The Fighter is a great example of performances winning over inside of a rather cliche and several times told story. There isn’t much more you can do with a boxing story if it doesn’t turn out the way this film turns out unless you really want to send your audience out of the theater in a heap. Considering this is a film based on a true story there weren’t many other options than the impressive account of the life of Micky Ward (Mark Wahlberg) and his brother Dicky Eklund (Christian Bale) and it was a story worth telling.
Bale is magnificent, but just as impressive are Melissa Leo as the boys’ mother and Amy Adams as Micky’s girlfriend Charlene. I even enjoyed Wahlberg who was tailor made for the role of Micky.
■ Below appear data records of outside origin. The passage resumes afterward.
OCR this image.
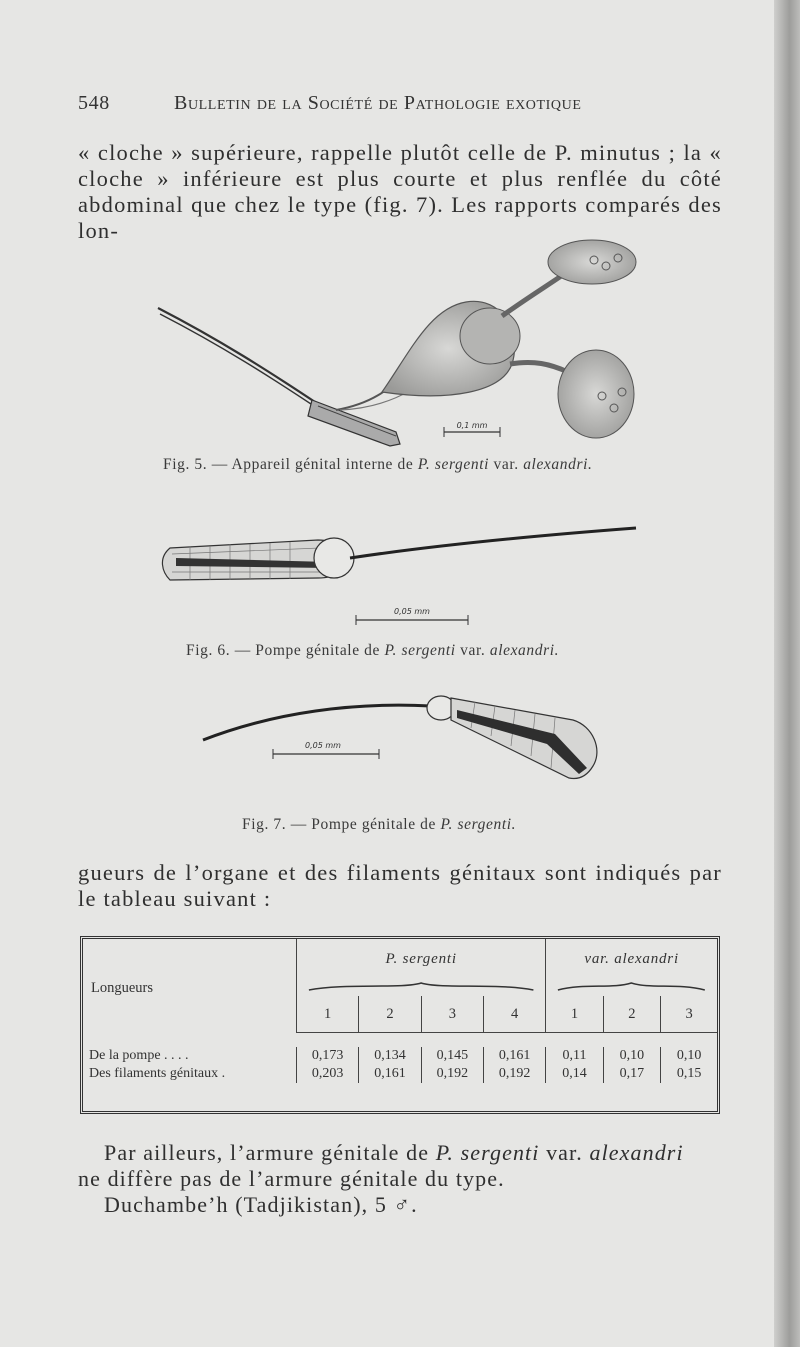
548	Bulletin de la Société de Pathologie exotique
« cloche » supérieure, rappelle plutôt celle de P. minutus ; la « cloche » inférieure est plus courte et plus renflée du côté abdominal que chez le type (fig. 7). Les rapports comparés des lon-
0,1 mm
Fig. 5. — Appareil génital interne de P. sergenti var. alexandri.
0,05 mm
Fig. 6. — Pompe génitale de P. sergenti var. alexandri.
0,05 mm
Fig. 7. — Pompe génitale de P. sergenti.
gueurs de l’organe et des filaments génitaux sont indiqués par le tableau suivant :
Longueurs	P. sergenti				var. alexandri		

	1	2	3	4	1	2	3

De la pompe . . . .	0,173	0,134	0,145	0,161	0,11	0,10	0,10
Des filaments génitaux .	0,203	0,161	0,192	0,192	0,14	0,17	0,15

Par ailleurs, l’armure génitale de P. sergenti var. alexandri
ne diffère pas de l’armure génitale du type.
Duchambe’h (Tadjikistan), 5 ♂.
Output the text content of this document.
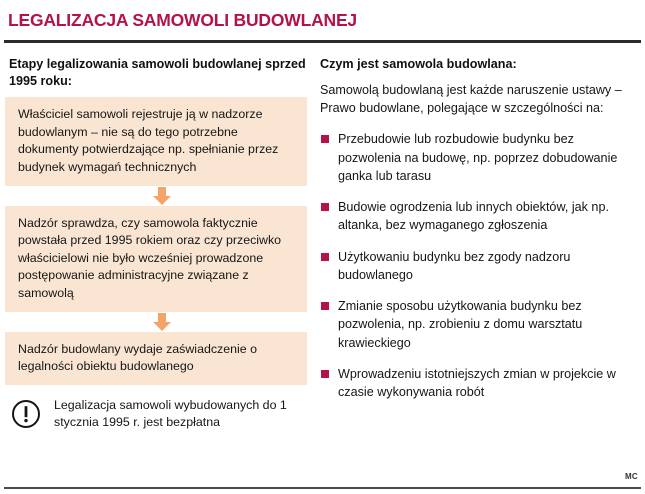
LEGALIZACJA SAMOWOLI BUDOWLANEJ
Etapy legalizowania samowoli budowlanej sprzed 1995 roku:

Właściciel samowoli rejestruje ją w nadzorze budowlanym – nie są do tego potrzebne dokumenty potwierdzające np. spełnianie przez budynek wymagań technicznych

Nadzór sprawdza, czy samowola faktycznie powstała przed 1995 rokiem oraz czy przeciwko właścicielowi nie było wcześniej prowadzone postępowanie administracyjne związane z samowolą

Nadzór budowlany wydaje zaświadczenie o legalności obiektu budowlanego

Legalizacja samowoli wybudowanych do 1 stycznia 1995 r. jest bezpłatna

Czym jest samowola budowlana:

Samowolą budowlaną jest każde naruszenie ustawy – Prawo budowlane, polegające w szczególności na:

Przebudowie lub rozbudowie budynku bez pozwolenia na budowę, np. poprzez dobudowanie ganka lub tarasu

Budowie ogrodzenia lub innych obiektów, jak np. altanka, bez wymaganego zgłoszenia

Użytkowaniu budynku bez zgody nadzoru budowlanego

Zmianie sposobu użytkowania budynku bez pozwolenia, np. zrobieniu z domu warsztatu krawieckiego

Wprowadzeniu istotniejszych zmian w projekcie w czasie wykonywania robót

MC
Sure, he didn’t really have to do much acting, but that just means it’s a case of perfect casting.
After seeing the film three times now I can say the story holds its own with a few unique flairs, but the performances are still amongst the year’s best.
Leave it to Darren Aronofsky to deliver one of the more unique, WTF features of the year as he offers up a ballet movie as only the director of Requiem for a Dream could. The film draws lines in the sand that are then blurred by madness, and it’s up to the audience to determine just what side they’re on at any particular moment. Natalie Portman has been praised for her performance, but it’s a performance she’s perfectly suited for. Who else could have played the role as the fragile yet increasingly seductive Nina and brought it to such heights?
Black Swan is a perfect marriage of performance and filmmaking techniques. Along with Portman’s talents, Aronofsky and his team created an audio and visual feast for the audience. When Aronofsky wasn’t experimenting with his setups, cinematographer Matthew Libatique and composer Clint Mansell took over creating overwhelming movement and atmosphere, supporting the unsettling tone the script provides. This isn’t a film for everyone, but it certainly was a film for me.